We often regulate actors as a proxy for protecting categories of information. Rather than directly protect reading records, for example, we target actors like libraries who are likely to possess them. This approach has proven increasingly untenable in the digital age, where the relevant actors are difficult to identify and constantly shifting. Unanticipated third parties now insert themselves as intermediaries or eavesdroppers in all manner of transactions, even in protected spaces like libraries. Where this happens, actor-defined regimes fail to vindicate their privacy commitments even within the institutions for which they were designed.

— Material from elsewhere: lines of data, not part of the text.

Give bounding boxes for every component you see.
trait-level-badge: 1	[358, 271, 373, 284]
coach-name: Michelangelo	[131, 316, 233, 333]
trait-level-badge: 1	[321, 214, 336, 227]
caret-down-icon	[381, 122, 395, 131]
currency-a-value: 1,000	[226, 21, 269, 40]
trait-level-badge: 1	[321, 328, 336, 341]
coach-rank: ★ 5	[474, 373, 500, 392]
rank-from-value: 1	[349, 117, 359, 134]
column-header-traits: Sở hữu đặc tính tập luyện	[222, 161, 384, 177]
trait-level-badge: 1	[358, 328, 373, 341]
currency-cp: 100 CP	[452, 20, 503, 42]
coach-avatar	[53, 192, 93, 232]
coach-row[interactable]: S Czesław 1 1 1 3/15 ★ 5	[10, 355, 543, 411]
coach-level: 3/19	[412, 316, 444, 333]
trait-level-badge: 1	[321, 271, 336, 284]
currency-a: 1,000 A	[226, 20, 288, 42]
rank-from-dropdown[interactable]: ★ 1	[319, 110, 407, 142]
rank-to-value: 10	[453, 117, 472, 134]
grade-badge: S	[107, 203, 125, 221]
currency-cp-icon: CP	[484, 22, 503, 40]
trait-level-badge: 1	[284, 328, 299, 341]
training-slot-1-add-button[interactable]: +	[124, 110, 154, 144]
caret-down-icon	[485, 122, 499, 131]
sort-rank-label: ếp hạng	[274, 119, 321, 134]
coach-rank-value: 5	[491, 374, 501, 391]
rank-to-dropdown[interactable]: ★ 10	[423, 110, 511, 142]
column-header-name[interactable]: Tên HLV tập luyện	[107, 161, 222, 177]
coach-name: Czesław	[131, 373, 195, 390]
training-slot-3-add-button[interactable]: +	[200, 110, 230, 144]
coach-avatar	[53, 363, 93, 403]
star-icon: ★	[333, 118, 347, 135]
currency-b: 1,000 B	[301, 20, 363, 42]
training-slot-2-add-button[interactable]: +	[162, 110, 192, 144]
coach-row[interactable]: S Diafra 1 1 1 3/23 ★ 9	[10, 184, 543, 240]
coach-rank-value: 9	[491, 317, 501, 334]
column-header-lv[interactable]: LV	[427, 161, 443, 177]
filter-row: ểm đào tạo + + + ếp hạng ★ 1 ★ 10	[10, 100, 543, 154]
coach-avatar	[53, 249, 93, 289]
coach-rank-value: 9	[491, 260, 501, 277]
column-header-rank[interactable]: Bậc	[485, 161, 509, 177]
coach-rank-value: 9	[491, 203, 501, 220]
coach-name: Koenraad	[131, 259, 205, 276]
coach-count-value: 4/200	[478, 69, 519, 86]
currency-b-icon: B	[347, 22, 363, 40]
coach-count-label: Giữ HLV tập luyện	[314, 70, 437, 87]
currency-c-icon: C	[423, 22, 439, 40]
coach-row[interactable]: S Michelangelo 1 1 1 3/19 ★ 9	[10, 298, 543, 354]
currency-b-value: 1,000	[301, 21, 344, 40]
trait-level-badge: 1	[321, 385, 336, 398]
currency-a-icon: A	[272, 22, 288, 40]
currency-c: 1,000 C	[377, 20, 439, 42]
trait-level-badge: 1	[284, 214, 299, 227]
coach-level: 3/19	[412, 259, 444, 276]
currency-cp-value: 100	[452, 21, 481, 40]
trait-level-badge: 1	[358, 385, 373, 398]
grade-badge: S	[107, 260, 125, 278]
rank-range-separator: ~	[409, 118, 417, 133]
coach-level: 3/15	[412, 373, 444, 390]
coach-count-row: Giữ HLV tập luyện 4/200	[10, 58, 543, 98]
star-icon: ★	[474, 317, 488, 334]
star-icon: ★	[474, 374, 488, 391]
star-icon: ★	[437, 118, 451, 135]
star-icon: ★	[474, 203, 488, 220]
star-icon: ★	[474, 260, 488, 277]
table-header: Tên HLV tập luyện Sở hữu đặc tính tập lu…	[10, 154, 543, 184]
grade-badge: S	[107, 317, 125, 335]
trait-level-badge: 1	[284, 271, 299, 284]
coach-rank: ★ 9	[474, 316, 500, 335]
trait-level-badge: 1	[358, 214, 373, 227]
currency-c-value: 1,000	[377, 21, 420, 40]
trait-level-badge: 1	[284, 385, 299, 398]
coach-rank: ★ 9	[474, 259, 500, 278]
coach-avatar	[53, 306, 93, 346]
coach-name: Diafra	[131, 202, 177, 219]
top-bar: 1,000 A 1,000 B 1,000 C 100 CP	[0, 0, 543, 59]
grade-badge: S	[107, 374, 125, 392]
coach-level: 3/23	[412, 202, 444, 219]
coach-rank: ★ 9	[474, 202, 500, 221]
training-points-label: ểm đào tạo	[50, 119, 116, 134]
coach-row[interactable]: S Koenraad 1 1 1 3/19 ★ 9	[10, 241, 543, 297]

Libraries provide a clear example of this problem. Private reading historically has been protected through a regime that restricts libraries’ ability to exploit reading records. Yet this regime now fails to protect reading records even in libraries because it does not bind third parties who provide library services digitally. Illustrating the point, Amazon facilitates e-book lending for a number of public and academic libraries. Although Amazon collects detailed reading records from patrons utilizing these services, the library confidentiality regime does not restrict what it can do with the records. These patrons accordingly confront the risks to intellectual privacy the library regime was meant to counter.
This Article proposes a content-defined approach whereby confidentiality obligations would attach to particular types of information regardless of which actors possessed it. Such an approach would not only save extant confidentiality regimes from obsolescence, but also provide a vehicle for extending privacy commitments to future data practices that implicated the same types of sensitive records.